Нам предстояло выступить против Англии, и многие из нас чувствовали, что мы задержались на якоре слишком уж долго. Только 28 декабря мы наконец ушли из Бремена, получив приказ перейти для окончания работ в Киль. Там же мы должны были получить продовольствие и боеприпасы для предстоящих боевых действий.

Темная ночь, неожиданный толчок, легкое покачивание и внезапно наступившая тишина – замолчали двигатели. А потом громкие проклятия девятнадцати униженных офицеров. Чертов корабль сел на мель.

«Атлантис», будущий рейдер, вспомогательный крейсер, едва дождавшийся выхода в открытое море, позорно увяз в илистых донных отложениях Везера.

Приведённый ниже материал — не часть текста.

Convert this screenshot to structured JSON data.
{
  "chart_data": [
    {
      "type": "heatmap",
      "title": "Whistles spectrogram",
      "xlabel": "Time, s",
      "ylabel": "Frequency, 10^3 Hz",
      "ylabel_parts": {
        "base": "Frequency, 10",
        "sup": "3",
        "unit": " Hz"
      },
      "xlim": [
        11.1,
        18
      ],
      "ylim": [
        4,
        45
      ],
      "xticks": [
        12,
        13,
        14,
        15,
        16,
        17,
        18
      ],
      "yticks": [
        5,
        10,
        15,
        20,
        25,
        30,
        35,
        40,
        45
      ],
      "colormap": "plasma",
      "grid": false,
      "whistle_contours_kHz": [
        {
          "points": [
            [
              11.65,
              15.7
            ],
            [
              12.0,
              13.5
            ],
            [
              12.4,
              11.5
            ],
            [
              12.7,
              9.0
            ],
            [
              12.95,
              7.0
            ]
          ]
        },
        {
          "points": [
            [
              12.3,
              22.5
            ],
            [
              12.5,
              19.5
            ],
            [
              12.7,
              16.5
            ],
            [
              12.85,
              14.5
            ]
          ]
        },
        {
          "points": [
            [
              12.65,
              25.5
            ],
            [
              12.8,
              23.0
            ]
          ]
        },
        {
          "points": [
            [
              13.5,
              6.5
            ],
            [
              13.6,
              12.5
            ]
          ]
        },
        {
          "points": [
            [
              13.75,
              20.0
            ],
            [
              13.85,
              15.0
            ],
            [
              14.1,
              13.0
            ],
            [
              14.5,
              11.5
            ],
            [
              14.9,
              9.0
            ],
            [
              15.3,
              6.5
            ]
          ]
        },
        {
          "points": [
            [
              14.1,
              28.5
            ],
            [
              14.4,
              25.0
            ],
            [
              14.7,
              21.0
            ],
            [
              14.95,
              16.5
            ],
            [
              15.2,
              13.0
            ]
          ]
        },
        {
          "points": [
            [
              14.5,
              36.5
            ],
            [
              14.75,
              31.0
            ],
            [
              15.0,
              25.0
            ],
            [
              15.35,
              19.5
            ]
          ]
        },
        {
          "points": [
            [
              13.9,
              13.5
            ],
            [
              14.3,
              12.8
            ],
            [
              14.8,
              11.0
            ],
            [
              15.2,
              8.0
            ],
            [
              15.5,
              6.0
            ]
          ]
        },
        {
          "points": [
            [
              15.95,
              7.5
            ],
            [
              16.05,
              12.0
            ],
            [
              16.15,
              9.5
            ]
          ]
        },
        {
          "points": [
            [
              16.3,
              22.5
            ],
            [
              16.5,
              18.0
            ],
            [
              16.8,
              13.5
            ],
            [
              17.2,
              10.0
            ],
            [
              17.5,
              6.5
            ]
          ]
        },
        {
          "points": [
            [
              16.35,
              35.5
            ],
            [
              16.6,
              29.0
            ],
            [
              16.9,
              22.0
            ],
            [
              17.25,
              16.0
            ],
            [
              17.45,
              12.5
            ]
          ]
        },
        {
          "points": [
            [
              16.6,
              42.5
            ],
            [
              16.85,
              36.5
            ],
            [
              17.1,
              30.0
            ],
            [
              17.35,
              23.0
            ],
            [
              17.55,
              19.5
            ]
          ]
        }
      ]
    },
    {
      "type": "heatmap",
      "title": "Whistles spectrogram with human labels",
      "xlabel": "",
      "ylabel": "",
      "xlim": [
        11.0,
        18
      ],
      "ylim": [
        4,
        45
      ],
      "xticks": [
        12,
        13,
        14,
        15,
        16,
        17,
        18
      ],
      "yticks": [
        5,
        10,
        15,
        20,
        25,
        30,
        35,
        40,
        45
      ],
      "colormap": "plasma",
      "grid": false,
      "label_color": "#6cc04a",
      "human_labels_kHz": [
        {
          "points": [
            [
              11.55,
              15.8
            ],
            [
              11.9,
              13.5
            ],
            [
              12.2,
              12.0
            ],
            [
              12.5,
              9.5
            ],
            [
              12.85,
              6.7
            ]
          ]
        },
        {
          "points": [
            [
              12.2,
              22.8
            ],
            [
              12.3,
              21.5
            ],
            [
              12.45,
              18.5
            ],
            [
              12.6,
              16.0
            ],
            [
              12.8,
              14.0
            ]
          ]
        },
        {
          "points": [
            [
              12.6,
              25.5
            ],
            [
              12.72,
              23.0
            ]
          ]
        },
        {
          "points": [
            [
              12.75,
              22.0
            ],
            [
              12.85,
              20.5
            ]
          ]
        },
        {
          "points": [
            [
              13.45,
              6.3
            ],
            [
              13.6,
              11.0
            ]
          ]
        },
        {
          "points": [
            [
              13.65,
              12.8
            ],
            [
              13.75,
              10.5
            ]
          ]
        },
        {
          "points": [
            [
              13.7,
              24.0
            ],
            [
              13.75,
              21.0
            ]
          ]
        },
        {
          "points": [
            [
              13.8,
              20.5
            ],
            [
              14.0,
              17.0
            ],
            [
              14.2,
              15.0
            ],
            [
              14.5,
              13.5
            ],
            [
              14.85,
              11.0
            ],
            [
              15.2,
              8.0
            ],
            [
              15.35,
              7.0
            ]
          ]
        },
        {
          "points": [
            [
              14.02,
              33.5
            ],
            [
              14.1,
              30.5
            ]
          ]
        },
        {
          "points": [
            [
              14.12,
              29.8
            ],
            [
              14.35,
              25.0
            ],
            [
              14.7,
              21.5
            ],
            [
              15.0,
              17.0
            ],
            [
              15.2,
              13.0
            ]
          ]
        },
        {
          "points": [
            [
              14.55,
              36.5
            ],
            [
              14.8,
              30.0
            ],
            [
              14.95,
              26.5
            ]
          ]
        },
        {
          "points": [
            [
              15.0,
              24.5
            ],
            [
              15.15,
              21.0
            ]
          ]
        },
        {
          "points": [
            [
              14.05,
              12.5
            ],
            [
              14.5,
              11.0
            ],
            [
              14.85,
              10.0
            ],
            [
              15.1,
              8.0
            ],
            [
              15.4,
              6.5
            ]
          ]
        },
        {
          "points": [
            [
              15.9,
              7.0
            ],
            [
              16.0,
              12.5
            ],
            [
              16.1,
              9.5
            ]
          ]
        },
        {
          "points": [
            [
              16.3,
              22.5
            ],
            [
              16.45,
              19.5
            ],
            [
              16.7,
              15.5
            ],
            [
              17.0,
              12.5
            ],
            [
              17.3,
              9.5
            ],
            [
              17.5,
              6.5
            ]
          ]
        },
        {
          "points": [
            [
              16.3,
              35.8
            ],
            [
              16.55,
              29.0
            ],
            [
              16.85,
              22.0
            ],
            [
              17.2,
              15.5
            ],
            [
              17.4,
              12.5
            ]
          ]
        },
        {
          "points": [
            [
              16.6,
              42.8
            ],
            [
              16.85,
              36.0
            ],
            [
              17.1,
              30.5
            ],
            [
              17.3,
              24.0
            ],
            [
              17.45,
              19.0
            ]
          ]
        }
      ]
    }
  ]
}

Думаю, не стоит приводить высказывания, которыми сопровождалось это действо. Вины Рогге в случившемся не было. Судно находилось под управлением лоцмана, который не знал новых знаков навигационной обстановки. Но независимо от того, кто был ответственен за происшествие, невозможно было оспорить следующий факт: начало вряд ли оказалось таким, о каком мы все мечтали. Поэтому на «Атлантисе» воцарилось уныние.

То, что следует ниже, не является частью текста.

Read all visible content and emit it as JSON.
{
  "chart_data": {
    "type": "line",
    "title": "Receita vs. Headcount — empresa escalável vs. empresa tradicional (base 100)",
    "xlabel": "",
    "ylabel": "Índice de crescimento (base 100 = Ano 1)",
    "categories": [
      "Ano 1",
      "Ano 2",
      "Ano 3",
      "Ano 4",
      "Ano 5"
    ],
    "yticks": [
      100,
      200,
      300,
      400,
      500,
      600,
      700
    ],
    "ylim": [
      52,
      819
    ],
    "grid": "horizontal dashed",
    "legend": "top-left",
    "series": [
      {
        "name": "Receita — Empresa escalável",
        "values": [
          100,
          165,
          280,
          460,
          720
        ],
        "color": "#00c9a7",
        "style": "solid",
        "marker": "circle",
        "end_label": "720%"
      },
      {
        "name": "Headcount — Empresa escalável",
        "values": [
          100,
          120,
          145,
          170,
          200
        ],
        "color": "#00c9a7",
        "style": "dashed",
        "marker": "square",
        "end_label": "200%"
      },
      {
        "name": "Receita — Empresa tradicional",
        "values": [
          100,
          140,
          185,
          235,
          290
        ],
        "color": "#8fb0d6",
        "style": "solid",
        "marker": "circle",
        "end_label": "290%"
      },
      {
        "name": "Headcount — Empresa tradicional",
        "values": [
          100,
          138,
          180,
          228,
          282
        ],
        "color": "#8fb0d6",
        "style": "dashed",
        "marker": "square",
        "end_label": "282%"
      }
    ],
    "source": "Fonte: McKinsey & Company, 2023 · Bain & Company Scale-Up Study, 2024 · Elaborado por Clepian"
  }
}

Фелер, наш эксперт-подрывник, попытался разрядить обстановку:

– Совершенно не о чем беспокоиться. Это добрый знак. Вспомните, «Вольф» тоже начал свою карьеру с посадки на мель, а как многого достиг?

Аналогия была неудачной, и лысина Каменца, нашего штурмана-ветерана, покраснела от гнева.

– Да, кретин, – прошипел он, – а что стало с его капитаном? Его в два счета убрали!

Мрачное воспоминание заставило нас почувствовать себя еще более несчастными. Слишком уж похожими были оба случая. Случай с «Вольфом», происшедший в устье Эльбы, тоже не был следствием ошибки командира. Тем не менее адмиралтейство уволило его, мотивируя свое решение тем, что капитан рейдера должен обладать не только мастерством, но и везением.

Если подобное было возможно в 1914 году, то чего мы могли ожидать в 1939-м, когда во главе рейха стоял фюрер, верящий в звезды и судьбу?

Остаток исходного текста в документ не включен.